Política
André Mendonça afirma que lucros de sua empresa vão para dízimo de igreja
Ministro, que também é pastor de Igreja em São Paulo, é fundador do Instituto Iter, que oferta cursos jurídicos

Foto: Gustavo Moreno/STF
Durante uma das pregações compartilhadas no Instagram no início deste mês, o ministro do Supremo Tribunal Federal (STF), André Mendonça — que também é pastor da Igreja Presbiteriana de Pinheiros, em São Paulo — afirmou que os lucros e dividendos de sua empresa, o Instituto Iter, que oferta cursos jurídicos, são destinados para o custeamento de obras sociais e para o dízimo da igreja.
“Eu, a minha esposa, sob as bênçãos dos meus filhos, decidimos que a nossa parte do Instituto Inter será para a consagração de um altar a Deus.
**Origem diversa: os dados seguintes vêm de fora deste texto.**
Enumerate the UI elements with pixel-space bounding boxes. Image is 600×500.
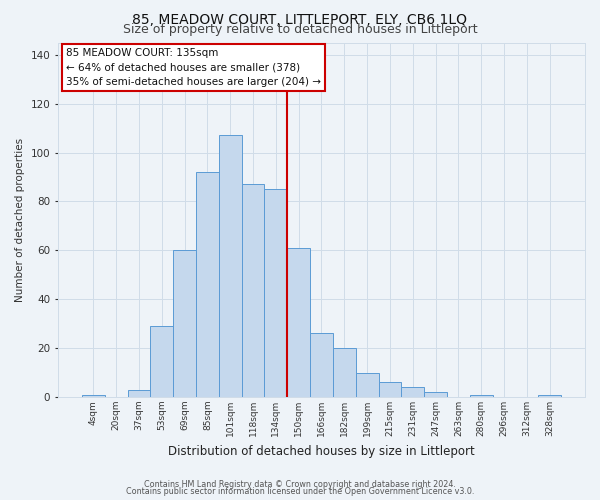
Text: 85 MEADOW COURT: 135sqm
← 64% of detached houses are smaller (378)
35% of semi-d: 85 MEADOW COURT: 135sqm ← 64% of detache… [66,48,321,86]
Bar [538,394,561,397]
Bar [265,189,287,397]
Bar [287,248,310,397]
Bar [310,334,333,397]
Bar [128,390,151,397]
Bar [196,172,219,397]
Bar [82,394,105,397]
X-axis label: Distribution of detached houses by size in Littleport: Distribution of detached houses by size … [168,444,475,458]
Y-axis label: Number of detached properties: Number of detached properties [15,138,25,302]
Text: Contains HM Land Registry data © Crown copyright and database right 2024.: Contains HM Land Registry data © Crown c… [144,480,456,489]
Bar [401,387,424,397]
Bar [470,394,493,397]
Bar [379,382,401,397]
Bar [173,250,196,397]
Bar [219,136,242,397]
Bar [424,392,447,397]
Bar [242,184,265,397]
Bar [333,348,356,397]
Text: Contains public sector information licensed under the Open Government Licence v3: Contains public sector information licen… [126,488,474,496]
Text: Size of property relative to detached houses in Littleport: Size of property relative to detached ho… [122,22,478,36]
Bar [151,326,173,397]
Bar [356,372,379,397]
Text: 85, MEADOW COURT, LITTLEPORT, ELY, CB6 1LQ: 85, MEADOW COURT, LITTLEPORT, ELY, CB6 1… [133,12,467,26]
Tudo o que vier, possivelmente, a dar de lucro e resultado, eu vou separar 10% para o dízimo e os 90% restantes serão investidos em obras sociais e educação”, disse o ministro. “Será o meu altar diante de Deus, e como testemunho perante a sociedade, de que um servo de Deus abre mão de tesouros na Terra para juntar tesouros no céu”, completou.
Após a saída do ministro Dias Toffoli, Mendonça assumiu, na semana passada, a relatoria da investigação do Banco Master, de Daniel Vorcaro — investigado por fraudes financeiras bilionárias.
Toffoli deixa relatoria
Na última quarta-feira (11), a Polícia Federal (PF) fez a perícia do material obtido nas operações que investigam o Master e identificou mensagens do banqueiro com menções ao ministro. Nas mensagens, ele fala sobre pagamentos direcionados ao magistrado. Toffoli foi substituído após reunião dos ministros do STF na última quinta-feira (12), convocada diante dos avanços das apurações conduzidas pela PF.